As we think about LLMs and how best to use them, understanding what these things are doing matters. What they do is take in an input (a prompt) and then compute the next most probable words to follow it. If you ask a question, the next most probably words will be something that has the form of an answer to that question.
But what's most important to recognize is that this output of the model is not an answer in any conventional sense of the word. LLMs are not solving a search problem where they are matching questions and answers. LLMs are built on a fundamentally different structure than an algorithm like PageRank which illustrates the core idea behind search engines. PageRank helps to rank existing webpages based on a measure of relevance. LLMs are computing words that are most likely to come next.
If we want to use generative AI wisely, we need to understand what is doing. Form and function are connected, and if we are to understand the areas where AI can be applied productively we need an appropriate mental model to understand what it is doing. Perhaps even more importantly, this understanding will highlight areas where AI should not be used because the way it works cuts against the grain of the purpose we are pursuing.
At the end of the day, if the statistical correlation between your prompt and a particular part of training data could yield some useful information, then an LLM can open up a whole new world of possibility. There are many areas where this can be useful, but understanding how the LLM works helps to explain why it is fundamentally untrustworthy.

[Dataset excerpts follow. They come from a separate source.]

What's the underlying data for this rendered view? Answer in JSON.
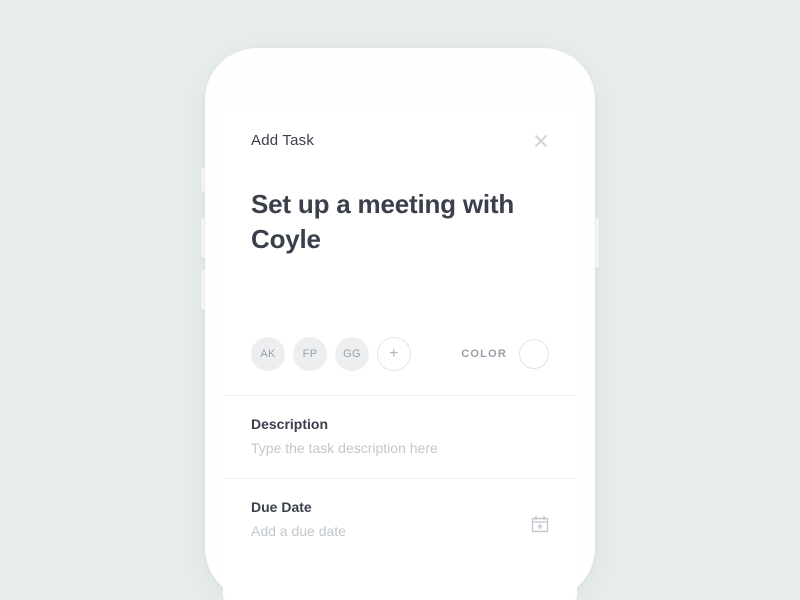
{
  "header": {
    "title": "Add Task"
  },
  "task": {
    "title": "Set up a meeting with Coyle"
  },
  "assignees": {
    "items": [
      {
        "initials": "AK"
      },
      {
        "initials": "FP"
      },
      {
        "initials": "GG"
      }
    ],
    "add_symbol": "+"
  },
  "color": {
    "label": "COLOR"
  },
  "description": {
    "label": "Description",
    "placeholder": "Type the task description here"
  },
  "due_date": {
    "label": "Due Date",
    "placeholder": "Add a due date"
  }
}
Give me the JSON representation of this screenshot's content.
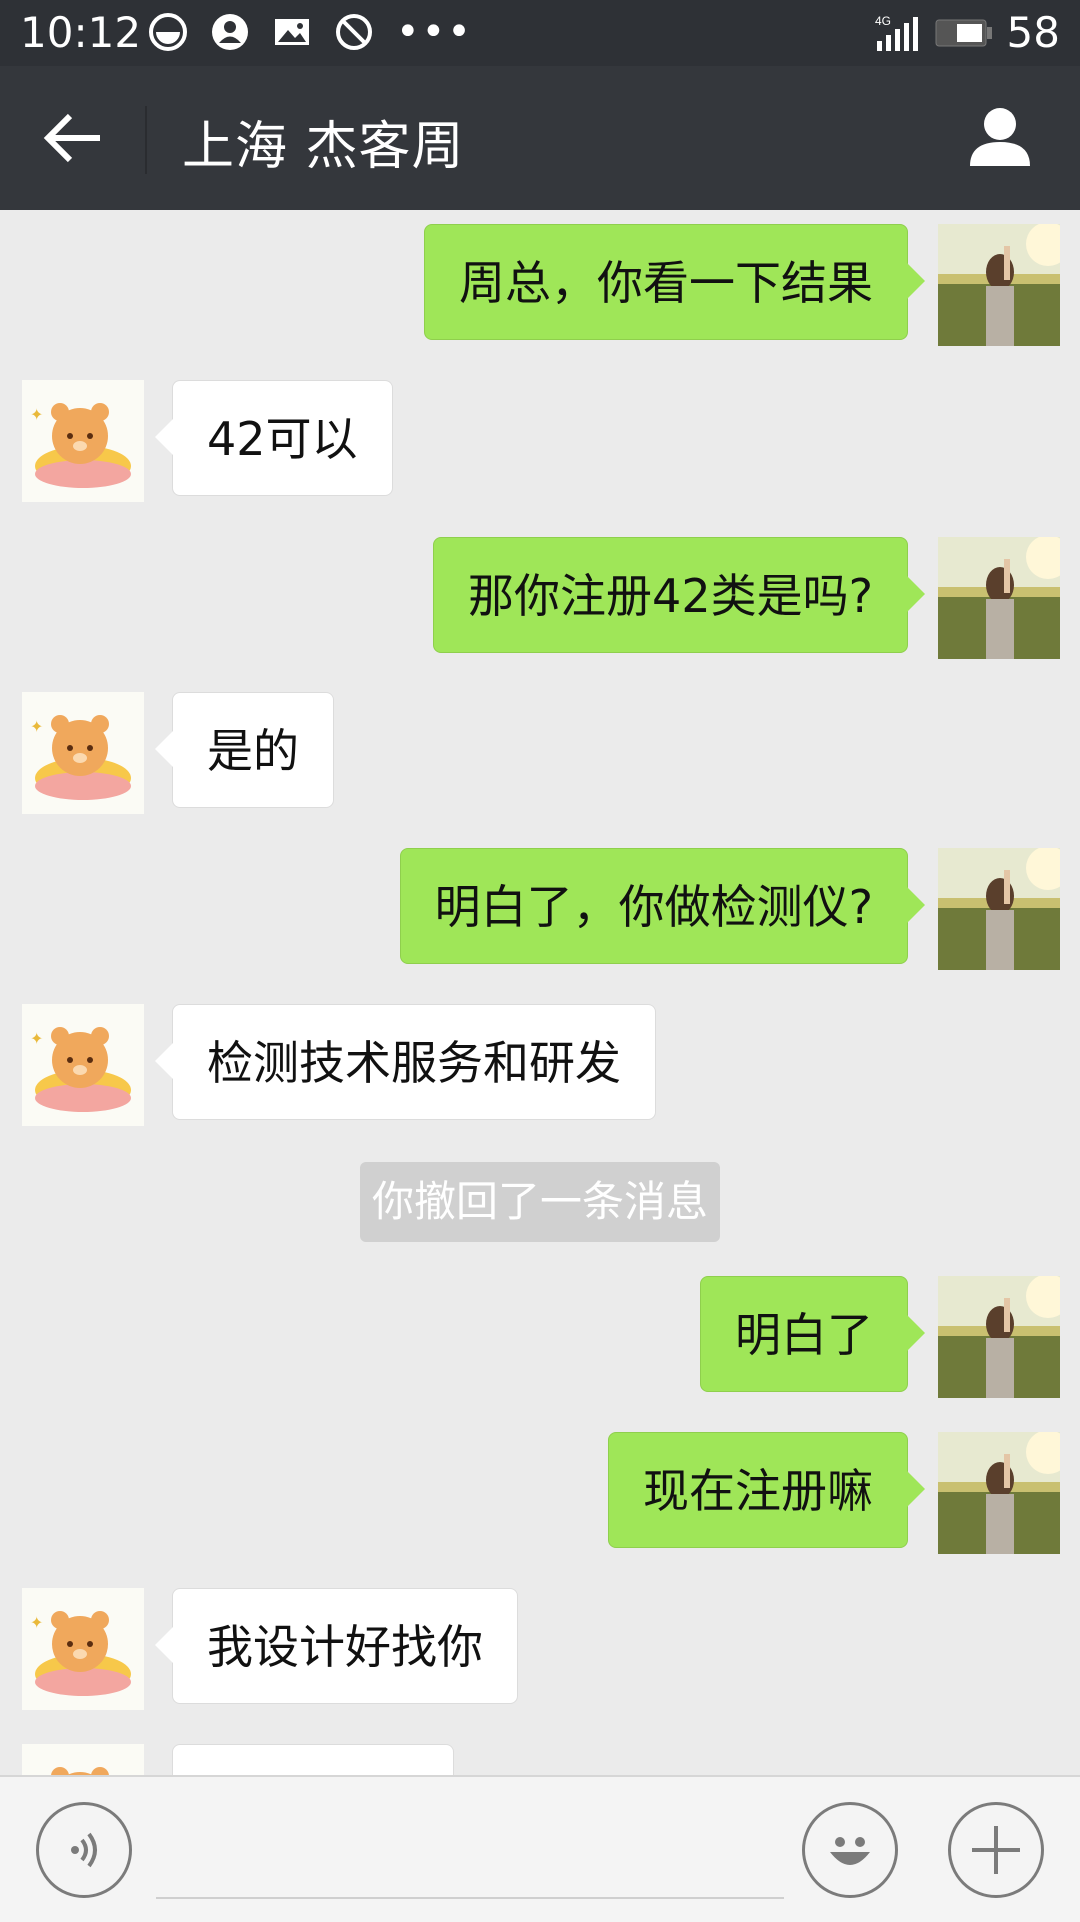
{
  "status_bar": {
    "time": "10:12",
    "network": "4G",
    "battery": "58"
  },
  "header": {
    "title": "上海 杰客周"
  },
  "messages": [
    {
      "sender": "self",
      "text": "周总，你看一下结果"
    },
    {
      "sender": "other",
      "text": "42可以"
    },
    {
      "sender": "self",
      "text": "那你注册42类是吗?"
    },
    {
      "sender": "other",
      "text": "是的"
    },
    {
      "sender": "self",
      "text": "明白了，你做检测仪?"
    },
    {
      "sender": "other",
      "text": "检测技术服务和研发"
    },
    {
      "sender": "system",
      "text": "你撤回了一条消息"
    },
    {
      "sender": "self",
      "text": "明白了"
    },
    {
      "sender": "self",
      "text": "现在注册嘛"
    },
    {
      "sender": "other",
      "text": "我设计好找你"
    }
  ],
  "input": {
    "placeholder": ""
  },
  "colors": {
    "self_bubble": "#9fe658",
    "other_bubble": "#ffffff",
    "header_bg": "#34373c"
  }
}
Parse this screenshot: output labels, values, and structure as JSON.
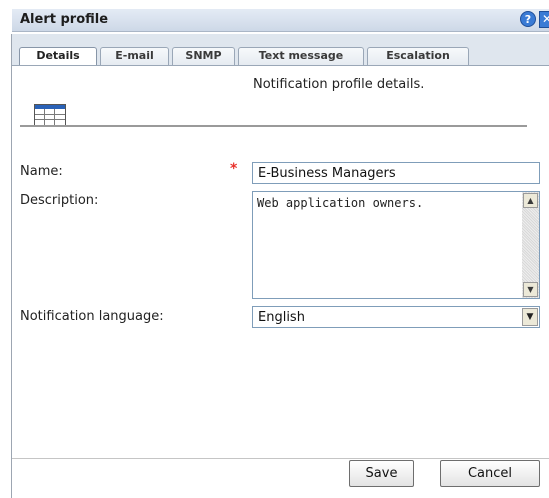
{
  "dialog": {
    "title": "Alert profile",
    "help_label": "?",
    "close_label": "✕"
  },
  "tabs": [
    {
      "label": "Details",
      "active": true
    },
    {
      "label": "E-mail",
      "active": false
    },
    {
      "label": "SNMP",
      "active": false
    },
    {
      "label": "Text message",
      "active": false
    },
    {
      "label": "Escalation",
      "active": false
    }
  ],
  "header": {
    "description": "Notification profile details.",
    "icon": "table-grid-icon"
  },
  "form": {
    "name_label": "Name:",
    "name_required_mark": "*",
    "name_value": "E-Business Managers",
    "description_label": "Description:",
    "description_value": "Web application owners.",
    "language_label": "Notification language:",
    "language_value": "English"
  },
  "buttons": {
    "save": "Save",
    "cancel": "Cancel"
  },
  "colors": {
    "required": "#e8312b",
    "title_accent": "#3a7bd5"
  }
}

The correct mental model matters.
Got a thought? Leave a comment below.
Reading Recommendations
This week I stumbled on an essay from Olin College of Engineering professor
, “Civic Virtue among Engineers,” published in the Virtues & Vocations Magazine. It was a great read. In it, Graeff highlights some of the work he has been doing at Olin College to cultivate virtue in his students.I believe the next chapter of engineering education requires making good on the promise of a liberal education and recommitting to a holistic definition of higher education’s public purpose. Engineers may run experiments in a vacuum, but their work does not exist in one. There is no dualistic separation of social and technical concerns as Cech and decades of science and technology studies scholarship note. This demands we prepare engineering and computing students in ways that integrate their personal and professional identities into what educational philosopher Carolin Kreber calls an “authentic professional identity.”
The Book Nook
Technology and the Virtues by Shannon Vallor has been on my reading list for a while now but has moved up to the top after reading the essay I linked above by Erhardt Graeff. We are very much in need of this kind of conversation about how technology is shaping who we are becoming.
The Professor Is In
The end of the semester is upon us. Summer is almost here!
Last Friday I was on a Clinic site visit with my team from this year, celebrating the good work that they have done this year. It is always a joy to see students reaping the fruits of their labors throughout the year.
Leisure Line


Pretty cool to see not one, but two plaques memorializing the creation of the laser on our Clinic site visit trip.
Still Life
In the category of “life never stops being an adventure,” we discovered a group of bees decided to look for a home with us this last week. We appreciate the pollinators, but not quite so close.
I read again this morning in Ursula Franklin Speaks, her emphasis on constructing understanding from study of elements. I can see her teachings in this post. I’m an English teacher, but I see the transfer pedagogically; the value of this slow, hands-on, collaborative, bottom-up philosophy in helping students to feel both free and humble is immeasurable.
This was useful - thanks! I appreciate the thoughts and the analogy to processors. I think this approach will be useful in helping students understand what LLMs are and are not.